After that first post, I had in mind to apply “war is nothing but the continuation of policy with other means” to what Israel is doing in Gaza. But Anthony Cordesman beat me to it. Looks like he’s studied Clausewitz.
This raises a question that every Israeli and its supporters now needs to ask. What is the strategic purpose behind the present fighting? After two weeks of combat Olmert, Livni, and Barak have still not said a word that indicates that Israel will gain strategic or grand strategic benefits, or tactical benefits much larger than the gains it made from selectively striking key Hamas facilities early in the war. In fact, their silence raises haunting questions about whether they will repeat the same massive failures made by Israel’s top political leadership during the Israeli-Hezbollah War in 2006. Has Israel somehow blundered into a steadily escalating war without a clear strategic goal or at least one it can credibly achieve? Will Israel end in empowering an enemy in political terms that it defeated in tactical terms? Will Israel’s actions seriously damage the US position in the region, any hope of peace, as well as moderate Arab regimes and voices in the process?
Cordesman says that the answer is yes, although he acknowledges that Israel has made tactical gains against Hamas.
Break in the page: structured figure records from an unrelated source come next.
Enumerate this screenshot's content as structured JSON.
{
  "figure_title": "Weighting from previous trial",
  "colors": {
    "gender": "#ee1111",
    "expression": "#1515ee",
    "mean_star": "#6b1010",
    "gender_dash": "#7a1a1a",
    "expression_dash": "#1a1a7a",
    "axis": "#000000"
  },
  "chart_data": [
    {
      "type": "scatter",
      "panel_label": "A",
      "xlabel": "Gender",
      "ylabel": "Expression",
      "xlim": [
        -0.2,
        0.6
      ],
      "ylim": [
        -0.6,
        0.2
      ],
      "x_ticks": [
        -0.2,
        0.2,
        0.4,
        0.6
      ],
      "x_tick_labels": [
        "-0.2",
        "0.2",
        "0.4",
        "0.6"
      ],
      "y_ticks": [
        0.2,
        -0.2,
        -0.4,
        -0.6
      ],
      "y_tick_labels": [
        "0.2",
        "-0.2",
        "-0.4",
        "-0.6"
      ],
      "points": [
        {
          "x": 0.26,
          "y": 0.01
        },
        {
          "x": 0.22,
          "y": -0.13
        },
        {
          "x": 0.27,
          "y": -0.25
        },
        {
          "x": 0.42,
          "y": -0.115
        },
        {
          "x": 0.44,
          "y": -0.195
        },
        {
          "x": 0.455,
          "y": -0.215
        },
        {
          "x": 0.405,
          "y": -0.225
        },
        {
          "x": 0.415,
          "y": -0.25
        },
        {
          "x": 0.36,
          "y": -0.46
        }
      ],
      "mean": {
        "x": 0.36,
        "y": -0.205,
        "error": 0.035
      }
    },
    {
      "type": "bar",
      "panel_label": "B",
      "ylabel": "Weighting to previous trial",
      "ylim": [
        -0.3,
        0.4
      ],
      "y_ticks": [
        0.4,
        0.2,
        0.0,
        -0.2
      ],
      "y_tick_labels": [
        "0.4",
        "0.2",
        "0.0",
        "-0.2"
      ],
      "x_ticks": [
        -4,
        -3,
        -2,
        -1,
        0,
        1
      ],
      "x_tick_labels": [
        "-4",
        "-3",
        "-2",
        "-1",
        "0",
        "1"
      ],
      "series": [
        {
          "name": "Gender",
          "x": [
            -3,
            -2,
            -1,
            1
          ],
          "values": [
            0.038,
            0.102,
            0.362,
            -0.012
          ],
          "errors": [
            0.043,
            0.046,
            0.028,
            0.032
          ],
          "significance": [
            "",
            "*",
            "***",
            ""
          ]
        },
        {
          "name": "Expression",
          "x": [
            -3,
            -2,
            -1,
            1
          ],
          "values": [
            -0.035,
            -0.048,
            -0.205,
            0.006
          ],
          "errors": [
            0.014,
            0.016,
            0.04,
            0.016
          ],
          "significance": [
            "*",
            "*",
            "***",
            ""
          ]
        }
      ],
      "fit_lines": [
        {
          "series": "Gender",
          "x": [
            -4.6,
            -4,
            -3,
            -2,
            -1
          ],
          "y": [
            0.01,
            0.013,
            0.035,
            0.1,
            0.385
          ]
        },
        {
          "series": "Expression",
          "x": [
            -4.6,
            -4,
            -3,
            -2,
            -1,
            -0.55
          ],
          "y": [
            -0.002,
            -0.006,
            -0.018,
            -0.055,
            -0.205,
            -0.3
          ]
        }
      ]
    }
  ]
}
If war is the continuation of policy with other means, we have to ask which policy? At what level?
The answers that members of the Israeli government have been putting forth so far have to do with stopping the Hamas rocket attacks. That’s tactical, and Israel may well succeed in these goals. Cordesman asks the strategic questions. Israel’s tactical actions may be in conflict with the strategic goals.
So it looks like policy, as well as war, has both strategy and tactics. A government needs to know which kind of policy they’re following, if the other kind is important, and how their actions promote or undermine both.